Proving Inequality by Induction: $n! > 2^n$
Mathematical induction is a powerful tool for proving statements about natural numbers. It involves establishing a base case and an inductive step. In this article, we will use mathematical induction to prove the inequality $n! > 2^n$ for all natural numbers $n \geq 4$.
Base Case:
Let's start with the base case, $n = 4$. We need to show that $4! > 2^4$.
- $4! = 4 \times 3 \times 2 \times 1 = 24$
- $2^4 = 2 \times 2 \times 2 \times 2 = 16$
Since $24 > 16$, the inequality holds for the base case.
Inductive Step:
Now, assume that the inequality holds for some arbitrary natural number $k \geq 4$. This means we are assuming that $k! > 2^k$. Our goal is to prove that the inequality also holds for the next natural number, $k+1$. In other words, we need to show that $(k+1)! > 2^{k+1}$.
Starting with the left-hand side of the inequality we want to prove:
$(k+1)! = (k+1) \times k!$
Since we assumed $k! > 2^k$, we can substitute this into the equation:
$(k+1)! = (k+1) \times k! > (k+1) \times 2^k$
Now, we need to show that $(k+1) \times 2^k$ is greater than $2^{k+1}$.

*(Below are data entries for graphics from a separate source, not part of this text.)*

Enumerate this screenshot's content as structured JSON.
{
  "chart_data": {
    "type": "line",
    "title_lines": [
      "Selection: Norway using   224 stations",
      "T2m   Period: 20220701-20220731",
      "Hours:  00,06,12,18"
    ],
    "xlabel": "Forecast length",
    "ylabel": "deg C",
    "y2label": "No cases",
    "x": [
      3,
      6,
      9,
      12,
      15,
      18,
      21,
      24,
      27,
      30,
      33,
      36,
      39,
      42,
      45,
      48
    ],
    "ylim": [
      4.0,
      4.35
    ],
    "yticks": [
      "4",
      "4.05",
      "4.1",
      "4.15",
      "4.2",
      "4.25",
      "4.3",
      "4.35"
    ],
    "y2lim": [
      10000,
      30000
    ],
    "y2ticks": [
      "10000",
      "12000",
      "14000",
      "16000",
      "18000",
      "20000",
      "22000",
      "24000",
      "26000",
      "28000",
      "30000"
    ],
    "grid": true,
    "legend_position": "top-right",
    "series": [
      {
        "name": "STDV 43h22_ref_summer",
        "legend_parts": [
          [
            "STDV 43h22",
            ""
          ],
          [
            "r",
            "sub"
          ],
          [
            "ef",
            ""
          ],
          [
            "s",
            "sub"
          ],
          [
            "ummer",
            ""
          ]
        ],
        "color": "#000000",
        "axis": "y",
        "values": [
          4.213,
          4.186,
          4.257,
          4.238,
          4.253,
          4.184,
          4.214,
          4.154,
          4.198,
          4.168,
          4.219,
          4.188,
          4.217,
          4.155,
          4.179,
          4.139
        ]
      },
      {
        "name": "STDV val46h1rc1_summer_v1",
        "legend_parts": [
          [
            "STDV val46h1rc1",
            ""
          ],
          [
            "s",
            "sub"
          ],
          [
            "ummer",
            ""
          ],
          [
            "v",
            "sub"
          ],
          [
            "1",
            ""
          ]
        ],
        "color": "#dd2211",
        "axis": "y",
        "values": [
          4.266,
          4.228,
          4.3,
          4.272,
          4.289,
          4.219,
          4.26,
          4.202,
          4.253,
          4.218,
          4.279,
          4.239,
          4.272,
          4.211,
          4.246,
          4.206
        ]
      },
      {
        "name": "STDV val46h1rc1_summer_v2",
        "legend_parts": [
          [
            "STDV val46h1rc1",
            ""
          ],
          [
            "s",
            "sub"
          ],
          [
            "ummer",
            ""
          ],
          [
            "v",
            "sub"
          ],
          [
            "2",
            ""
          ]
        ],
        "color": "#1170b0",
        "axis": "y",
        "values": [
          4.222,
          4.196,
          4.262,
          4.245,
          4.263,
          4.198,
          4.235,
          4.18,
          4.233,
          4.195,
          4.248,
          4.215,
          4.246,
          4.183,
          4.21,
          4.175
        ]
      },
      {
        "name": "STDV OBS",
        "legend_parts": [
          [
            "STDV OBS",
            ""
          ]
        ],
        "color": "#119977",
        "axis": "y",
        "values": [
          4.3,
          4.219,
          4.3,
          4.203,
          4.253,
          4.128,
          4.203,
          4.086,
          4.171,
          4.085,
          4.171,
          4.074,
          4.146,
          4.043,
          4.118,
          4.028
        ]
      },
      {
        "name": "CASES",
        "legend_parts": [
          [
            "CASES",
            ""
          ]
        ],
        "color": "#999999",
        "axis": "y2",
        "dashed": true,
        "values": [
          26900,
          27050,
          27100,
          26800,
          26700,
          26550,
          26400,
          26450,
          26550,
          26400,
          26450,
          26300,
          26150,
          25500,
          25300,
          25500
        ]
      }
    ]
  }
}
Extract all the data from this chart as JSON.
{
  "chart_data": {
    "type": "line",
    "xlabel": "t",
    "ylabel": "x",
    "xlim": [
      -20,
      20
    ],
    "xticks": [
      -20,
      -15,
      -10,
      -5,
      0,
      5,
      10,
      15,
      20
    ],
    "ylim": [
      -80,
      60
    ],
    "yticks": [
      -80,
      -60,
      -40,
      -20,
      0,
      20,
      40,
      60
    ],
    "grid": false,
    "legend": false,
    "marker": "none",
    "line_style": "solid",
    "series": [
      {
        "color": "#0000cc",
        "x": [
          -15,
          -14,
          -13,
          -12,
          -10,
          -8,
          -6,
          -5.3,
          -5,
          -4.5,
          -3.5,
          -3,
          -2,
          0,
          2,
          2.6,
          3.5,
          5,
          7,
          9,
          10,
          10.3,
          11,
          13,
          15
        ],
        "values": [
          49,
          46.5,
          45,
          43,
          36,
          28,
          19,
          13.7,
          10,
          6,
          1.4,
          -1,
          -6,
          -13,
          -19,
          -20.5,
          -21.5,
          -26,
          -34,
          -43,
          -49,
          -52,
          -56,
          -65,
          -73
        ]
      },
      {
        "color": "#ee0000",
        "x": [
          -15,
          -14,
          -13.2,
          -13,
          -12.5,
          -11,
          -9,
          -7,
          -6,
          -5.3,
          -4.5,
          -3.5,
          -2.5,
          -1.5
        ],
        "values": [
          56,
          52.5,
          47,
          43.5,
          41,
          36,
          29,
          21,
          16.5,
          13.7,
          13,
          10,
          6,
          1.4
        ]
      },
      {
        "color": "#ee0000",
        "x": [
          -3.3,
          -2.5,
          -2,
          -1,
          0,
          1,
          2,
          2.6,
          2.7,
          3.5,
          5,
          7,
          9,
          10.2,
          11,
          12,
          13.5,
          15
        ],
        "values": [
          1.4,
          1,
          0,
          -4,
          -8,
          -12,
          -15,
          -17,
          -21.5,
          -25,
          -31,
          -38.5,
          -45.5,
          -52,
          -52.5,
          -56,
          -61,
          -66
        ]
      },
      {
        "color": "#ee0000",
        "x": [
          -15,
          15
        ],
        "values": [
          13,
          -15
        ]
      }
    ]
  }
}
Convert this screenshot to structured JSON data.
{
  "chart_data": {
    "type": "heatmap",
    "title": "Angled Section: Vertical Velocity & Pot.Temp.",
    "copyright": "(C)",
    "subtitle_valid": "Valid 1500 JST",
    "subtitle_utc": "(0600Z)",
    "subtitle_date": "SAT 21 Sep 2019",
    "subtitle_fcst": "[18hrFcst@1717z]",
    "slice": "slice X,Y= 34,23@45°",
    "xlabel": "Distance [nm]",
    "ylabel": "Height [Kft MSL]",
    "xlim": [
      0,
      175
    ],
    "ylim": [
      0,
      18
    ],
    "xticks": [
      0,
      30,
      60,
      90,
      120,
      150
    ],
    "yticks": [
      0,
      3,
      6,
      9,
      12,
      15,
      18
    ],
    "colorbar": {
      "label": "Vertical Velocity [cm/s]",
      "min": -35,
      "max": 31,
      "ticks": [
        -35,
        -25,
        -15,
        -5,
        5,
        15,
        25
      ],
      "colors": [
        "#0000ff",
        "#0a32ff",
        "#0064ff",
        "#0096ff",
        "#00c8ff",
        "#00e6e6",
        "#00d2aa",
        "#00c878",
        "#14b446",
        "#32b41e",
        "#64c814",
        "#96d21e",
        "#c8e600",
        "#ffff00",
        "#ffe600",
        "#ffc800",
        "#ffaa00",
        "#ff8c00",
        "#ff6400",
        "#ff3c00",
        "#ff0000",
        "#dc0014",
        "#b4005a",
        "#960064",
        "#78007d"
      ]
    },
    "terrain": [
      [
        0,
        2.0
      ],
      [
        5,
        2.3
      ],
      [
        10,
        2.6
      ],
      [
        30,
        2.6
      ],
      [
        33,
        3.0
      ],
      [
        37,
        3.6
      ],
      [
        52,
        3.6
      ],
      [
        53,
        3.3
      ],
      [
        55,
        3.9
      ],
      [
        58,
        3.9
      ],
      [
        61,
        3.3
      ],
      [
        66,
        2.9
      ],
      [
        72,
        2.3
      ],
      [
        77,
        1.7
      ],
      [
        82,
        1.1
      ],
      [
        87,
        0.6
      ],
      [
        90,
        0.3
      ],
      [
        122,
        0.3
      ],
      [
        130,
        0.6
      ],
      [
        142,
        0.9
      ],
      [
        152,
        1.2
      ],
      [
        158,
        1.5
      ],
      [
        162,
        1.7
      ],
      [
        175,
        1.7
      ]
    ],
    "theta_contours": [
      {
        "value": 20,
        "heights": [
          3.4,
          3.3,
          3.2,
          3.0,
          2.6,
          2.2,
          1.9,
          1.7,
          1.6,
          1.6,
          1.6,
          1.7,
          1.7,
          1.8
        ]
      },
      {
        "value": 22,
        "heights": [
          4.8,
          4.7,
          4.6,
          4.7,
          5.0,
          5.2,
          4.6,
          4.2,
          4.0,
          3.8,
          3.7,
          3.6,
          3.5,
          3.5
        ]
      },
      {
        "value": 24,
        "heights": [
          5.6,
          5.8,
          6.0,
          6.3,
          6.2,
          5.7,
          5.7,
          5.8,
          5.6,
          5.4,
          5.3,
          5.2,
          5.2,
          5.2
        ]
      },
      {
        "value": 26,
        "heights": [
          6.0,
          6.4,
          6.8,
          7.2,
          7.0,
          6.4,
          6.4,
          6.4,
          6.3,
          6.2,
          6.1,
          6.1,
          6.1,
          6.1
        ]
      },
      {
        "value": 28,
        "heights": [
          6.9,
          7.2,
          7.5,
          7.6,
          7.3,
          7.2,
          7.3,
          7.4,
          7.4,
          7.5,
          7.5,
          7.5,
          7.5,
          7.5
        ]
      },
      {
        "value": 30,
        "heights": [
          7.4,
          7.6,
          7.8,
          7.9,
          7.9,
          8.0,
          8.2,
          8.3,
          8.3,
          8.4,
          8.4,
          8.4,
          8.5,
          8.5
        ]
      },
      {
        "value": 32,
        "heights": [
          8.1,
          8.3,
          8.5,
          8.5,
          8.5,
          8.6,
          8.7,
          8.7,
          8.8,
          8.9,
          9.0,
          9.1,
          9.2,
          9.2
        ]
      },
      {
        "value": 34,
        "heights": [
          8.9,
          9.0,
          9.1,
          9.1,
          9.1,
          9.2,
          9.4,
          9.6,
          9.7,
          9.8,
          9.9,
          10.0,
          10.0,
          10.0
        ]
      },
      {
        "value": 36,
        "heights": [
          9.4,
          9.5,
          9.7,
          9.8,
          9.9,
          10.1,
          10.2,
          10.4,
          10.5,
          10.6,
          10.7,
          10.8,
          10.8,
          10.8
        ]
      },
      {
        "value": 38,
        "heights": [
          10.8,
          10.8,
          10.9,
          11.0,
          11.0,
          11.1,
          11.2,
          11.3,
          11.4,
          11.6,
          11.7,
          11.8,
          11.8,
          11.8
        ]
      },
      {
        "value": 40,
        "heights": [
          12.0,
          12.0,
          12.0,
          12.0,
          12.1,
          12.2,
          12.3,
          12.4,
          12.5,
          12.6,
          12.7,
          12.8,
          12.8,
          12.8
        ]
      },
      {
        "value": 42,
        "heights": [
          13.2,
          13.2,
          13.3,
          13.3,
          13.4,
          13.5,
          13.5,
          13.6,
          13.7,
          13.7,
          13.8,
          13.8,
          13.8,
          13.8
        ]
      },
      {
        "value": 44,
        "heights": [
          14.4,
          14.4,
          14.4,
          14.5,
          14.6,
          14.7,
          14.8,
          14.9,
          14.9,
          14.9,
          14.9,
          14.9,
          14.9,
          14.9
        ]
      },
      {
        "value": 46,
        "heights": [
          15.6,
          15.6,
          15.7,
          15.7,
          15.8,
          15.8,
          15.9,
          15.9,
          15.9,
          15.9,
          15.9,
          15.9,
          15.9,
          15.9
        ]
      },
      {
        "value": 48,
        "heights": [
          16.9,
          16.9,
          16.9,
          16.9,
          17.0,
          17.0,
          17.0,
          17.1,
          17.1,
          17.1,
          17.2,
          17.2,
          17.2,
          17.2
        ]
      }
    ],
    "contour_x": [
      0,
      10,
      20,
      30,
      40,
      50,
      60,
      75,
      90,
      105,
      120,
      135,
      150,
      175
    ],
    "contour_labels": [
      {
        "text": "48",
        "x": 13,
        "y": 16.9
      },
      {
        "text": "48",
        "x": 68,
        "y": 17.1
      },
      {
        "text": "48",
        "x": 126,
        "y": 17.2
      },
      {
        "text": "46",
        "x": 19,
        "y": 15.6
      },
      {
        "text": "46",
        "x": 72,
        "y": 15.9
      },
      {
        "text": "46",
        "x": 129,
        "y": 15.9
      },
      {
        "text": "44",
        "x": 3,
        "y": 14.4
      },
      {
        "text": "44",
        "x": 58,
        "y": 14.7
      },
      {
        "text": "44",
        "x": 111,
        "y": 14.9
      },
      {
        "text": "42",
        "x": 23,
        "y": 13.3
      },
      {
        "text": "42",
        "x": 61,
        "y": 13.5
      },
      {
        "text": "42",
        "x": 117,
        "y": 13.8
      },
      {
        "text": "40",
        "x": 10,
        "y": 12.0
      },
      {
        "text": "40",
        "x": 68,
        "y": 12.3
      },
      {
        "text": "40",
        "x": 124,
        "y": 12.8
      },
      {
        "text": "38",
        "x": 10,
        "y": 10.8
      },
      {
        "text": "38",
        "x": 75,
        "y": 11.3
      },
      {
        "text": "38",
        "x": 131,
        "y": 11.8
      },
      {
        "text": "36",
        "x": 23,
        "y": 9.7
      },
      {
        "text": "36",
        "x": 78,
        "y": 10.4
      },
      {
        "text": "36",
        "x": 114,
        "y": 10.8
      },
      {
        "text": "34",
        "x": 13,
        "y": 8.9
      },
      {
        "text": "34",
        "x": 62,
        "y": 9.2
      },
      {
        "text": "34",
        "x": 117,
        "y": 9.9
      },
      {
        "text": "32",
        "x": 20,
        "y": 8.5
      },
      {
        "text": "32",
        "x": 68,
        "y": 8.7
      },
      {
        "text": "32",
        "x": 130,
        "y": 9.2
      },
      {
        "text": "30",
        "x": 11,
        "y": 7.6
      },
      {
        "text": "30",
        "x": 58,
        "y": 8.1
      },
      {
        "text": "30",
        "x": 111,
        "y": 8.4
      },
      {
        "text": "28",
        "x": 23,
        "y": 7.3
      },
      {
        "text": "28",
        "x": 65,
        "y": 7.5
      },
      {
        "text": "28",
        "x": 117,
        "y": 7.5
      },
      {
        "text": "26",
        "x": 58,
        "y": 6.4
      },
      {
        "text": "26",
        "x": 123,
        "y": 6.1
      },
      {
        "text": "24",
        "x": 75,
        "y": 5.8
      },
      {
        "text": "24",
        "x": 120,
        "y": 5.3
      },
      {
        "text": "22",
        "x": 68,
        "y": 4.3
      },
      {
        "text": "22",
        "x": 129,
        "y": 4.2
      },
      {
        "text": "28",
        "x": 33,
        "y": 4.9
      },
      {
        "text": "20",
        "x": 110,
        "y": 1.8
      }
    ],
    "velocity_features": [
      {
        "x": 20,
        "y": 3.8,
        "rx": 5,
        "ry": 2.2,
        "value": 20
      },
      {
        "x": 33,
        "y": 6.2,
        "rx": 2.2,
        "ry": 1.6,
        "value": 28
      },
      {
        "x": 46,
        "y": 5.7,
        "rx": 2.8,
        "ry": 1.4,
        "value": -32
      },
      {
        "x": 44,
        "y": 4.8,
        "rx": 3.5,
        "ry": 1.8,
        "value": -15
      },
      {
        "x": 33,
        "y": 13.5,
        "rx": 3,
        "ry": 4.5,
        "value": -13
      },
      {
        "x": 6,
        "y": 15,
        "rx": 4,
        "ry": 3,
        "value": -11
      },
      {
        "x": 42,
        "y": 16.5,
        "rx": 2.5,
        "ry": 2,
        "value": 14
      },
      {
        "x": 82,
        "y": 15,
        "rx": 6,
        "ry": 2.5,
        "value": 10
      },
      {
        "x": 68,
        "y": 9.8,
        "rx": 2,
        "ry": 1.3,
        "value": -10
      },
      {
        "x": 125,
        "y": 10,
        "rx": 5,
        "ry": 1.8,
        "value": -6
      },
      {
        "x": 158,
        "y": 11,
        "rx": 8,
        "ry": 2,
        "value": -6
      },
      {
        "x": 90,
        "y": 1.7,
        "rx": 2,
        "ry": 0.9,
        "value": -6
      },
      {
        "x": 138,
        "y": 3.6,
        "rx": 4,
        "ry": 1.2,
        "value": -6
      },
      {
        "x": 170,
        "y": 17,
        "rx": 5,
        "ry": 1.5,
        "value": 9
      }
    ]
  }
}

Notice that for $k \geq 4$, $(k+1) > 2$. Therefore,
$(k+1) \times 2^k > 2 \times 2^k = 2^{k+1}$
This shows that $(k+1)! > 2^{k+1}$.
Conclusion:
We have shown that the inequality holds for the base case $n=4$, and we have proven that if the inequality holds for an arbitrary natural number $k \geq 4$, then it also holds for $k+1$. Therefore, by the principle of mathematical induction, the inequality $n! > 2^n$ holds for all natural numbers $n \geq 4$.
This proof demonstrates the power of mathematical induction in establishing the truth of statements about natural numbers. It provides a rigorous and systematic way to prove inequalities, and it can be applied to a wide range of mathematical problems. The understanding of induction helps us to build a deeper understanding of how mathematical proofs work and to develop new and creative ways to solve problems.